Ilse D’Hollander
In her short life, Ilse D’Hollander (1968–1997) created an intelligent, sensual and highly resonant body of work. Born in Sint-Niklaas, Belgium, in 1968 and graduating from the Hoger Instituut voor Beeldende Kunsten, St Lucas, Ghent, in 1991, D’Hollander was steadfastly committed to painting as an intellectual and emotional endeavour. Her often small-scale canvases and works on paper are charged with references to the everyday. Yet, enlivened by an expressive, though always economical, touch, her work resonates equally as a sustained, self-reflexive enquiry into the act of painting: what it might take to bring an image into being on a bounded, flat plane.
D’Hollander drew upon her impressions and experience of place, particularly the Flemish countryside where she spent the last, highly productive years of her life. However, while alluding to objects and places in the world, as well as specifics of temperature and light, D’Hollander’s paintings are seldom immediately recognisable as straightforward landscapes.

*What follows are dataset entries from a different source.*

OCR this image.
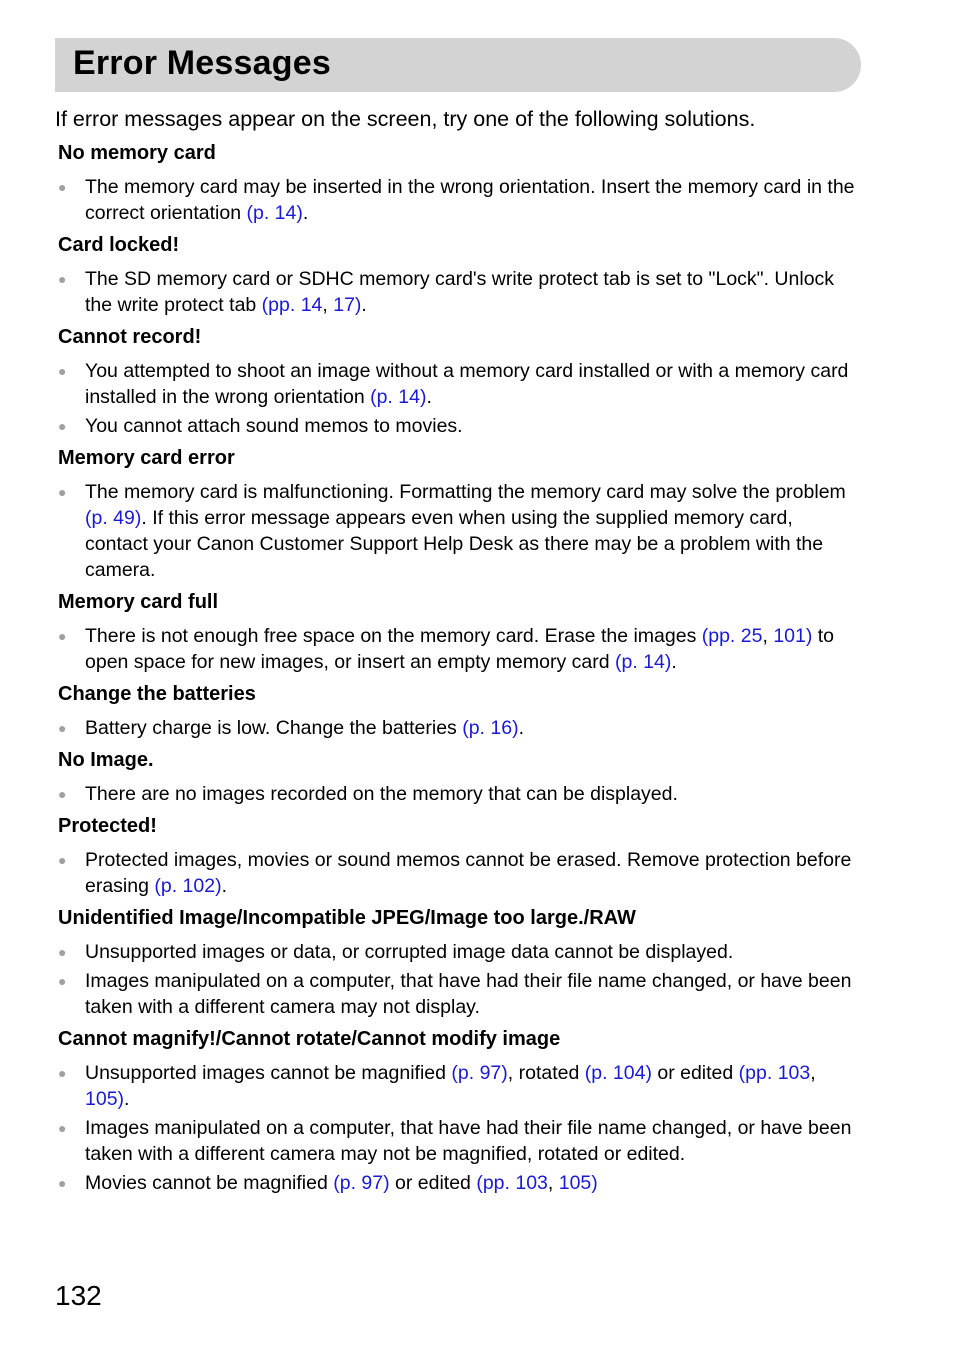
Error Messages
If error messages appear on the screen, try one of the following solutions.
No memory card
● The memory card may be inserted in the wrong orientation. Insert the memory card in the correct orientation (p. 14).
Card locked!
● The SD memory card or SDHC memory card's write protect tab is set to "Lock". Unlock the write protect tab (pp. 14, 17).
Cannot record!
● You attempted to shoot an image without a memory card installed or with a memory card installed in the wrong orientation (p. 14).
● You cannot attach sound memos to movies.
Memory card error
● The memory card is malfunctioning. Formatting the memory card may solve the problem (p. 49). If this error message appears even when using the supplied memory card, contact your Canon Customer Support Help Desk as there may be a problem with the camera.
Memory card full
● There is not enough free space on the memory card. Erase the images (pp. 25, 101) to open space for new images, or insert an empty memory card (p. 14).
Change the batteries
● Battery charge is low. Change the batteries (p. 16).
No Image.
● There are no images recorded on the memory that can be displayed.
Protected!
● Protected images, movies or sound memos cannot be erased. Remove protection before erasing (p. 102).
Unidentified Image/Incompatible JPEG/Image too large./RAW
● Unsupported images or data, or corrupted image data cannot be displayed.
● Images manipulated on a computer, that have had their file name changed, or have been taken with a different camera may not display.
Cannot magnify!/Cannot rotate/Cannot modify image
● Unsupported images cannot be magnified (p. 97), rotated (p. 104) or edited (pp. 103, 105).
● Images manipulated on a computer, that have had their file name changed, or have been taken with a different camera may not be magnified, rotated or edited.
● Movies cannot be magnified (p. 97) or edited (pp. 103, 105)
132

Instead, drawing the viewer in, her work reveals a masterful command of graphic and painterly touch that captures, holds and, often, diverts attention. Monochrome or near-monochrome fields might be interrupted by blocks of colour; geometric volumes softened by streaks or strokes of paint – applied with a brush or sometimes with the artist’s hands. The results can be read as a series of accumulated impressions, adjustments and layerings within her judiciously pared-back compositions – a visual record of the artist’s thought processes.